4. Conclusions and Suggestions

4.1. Conclusions

In this paper, 12 indicators in the field of transportation are selected to build the evaluation index system of ESE effects of transportation network in BTH urban agglomeration. By using entropy weight TOPSIS model and the Jenks natural breaks classification method, the ESE impacts of transportation network in 13 cities of BTH from 2013 to 2017 are analyzed from the temporal and spatial dimensions. Some remarkable findings are that:

• Overall, the economic impact of BTH transportation network has declined in the past five years, the social impact is increasing year by year, and the ecological impact is decreasing year by year.
• According to the ESE impact assessment results of the transportation network of BTH urban agglomeration from 2013 to 2017, the city types can be divided into seven categories: “High-High-Low” cluster, “High-High-High” cluster, “High-Low-Low” cluster, “High-Low-High” cluster, “Low-Low-Low” cluster, “Low-High-High” cluster, and “Low-Low-High” cluster.
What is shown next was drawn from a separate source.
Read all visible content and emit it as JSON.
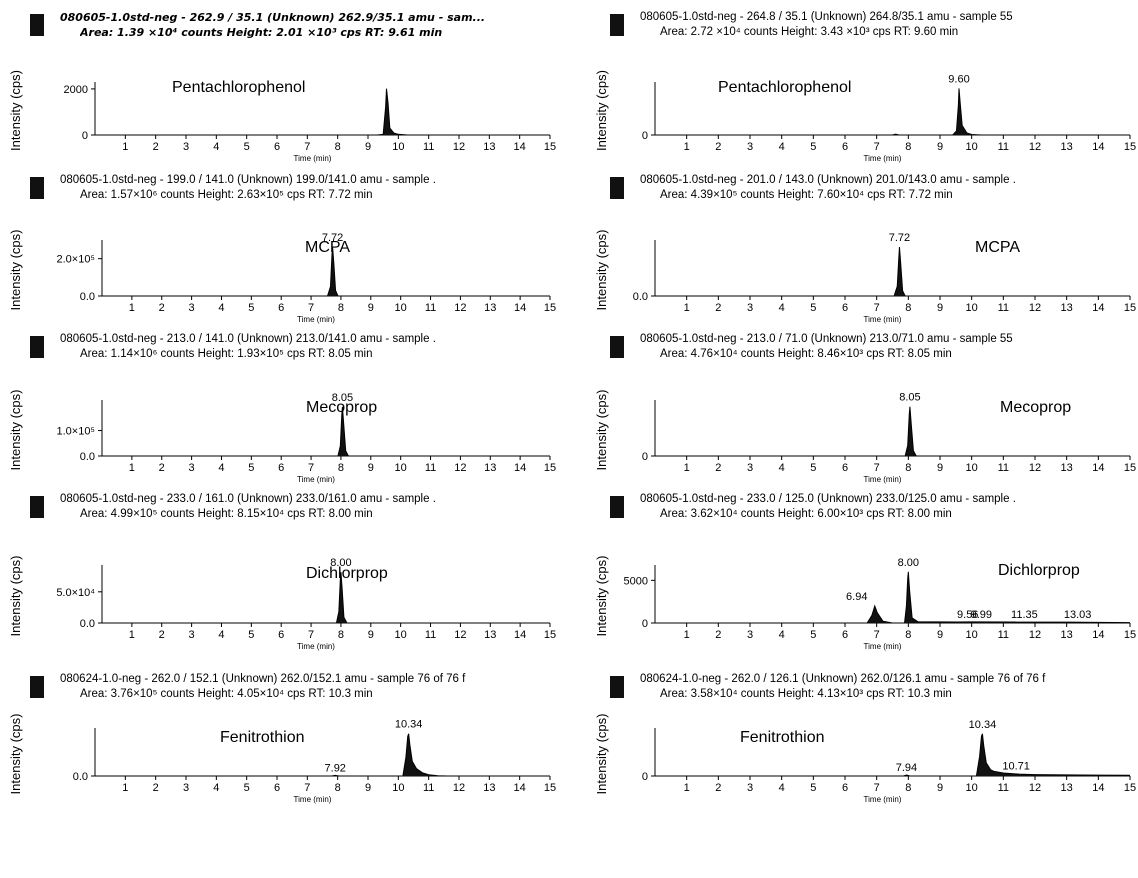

Except Handan City, the ESE impact assessment categories of other cities’ transportation network have been improved, but the proportion of cities in the transition period is still large, especially the “Low-Low-Low” cities. The types of cities in the transitional period need to be focused. It is still a heavy burden to realize the ESE coordination and sustainable development of BTH urban agglomeration transportation network.

4.2. Suggestions

In view of the problems existing in the ESE development of the transportation network of BTH urban agglomeration, this study puts forward some suggestions for the sustainable development of the future transportation network of different cities in BTH urban agglomeration. For the cities around Beijing, Tianjin, and Tangshan, while ensuring the regional ecological environment, it is necessary to strengthen the driving role of transportation network on regional economic and social development, speed up the construction of transportation infrastructure, and create a convenient commuter circle around Beijing and Tianjin. As the core of BTH urban agglomeration, Beijing and Tianjin need to strengthen the radiation role of surrounding cities and transfer some urban functions to the surrounding cities. For Shijiazhuang, the social impact of the transportation network is relatively weak, so we need to focus on the function of the provincial capital, formulate and implement the talent introduction policy, increase the employment in the transportation industry, and promote the urbanization process. For Handan, we need to summarize the problems existing in the development of transportation network, strengthen environmental governance, promote the revitalization of regional transportation industry, and revive regional economy.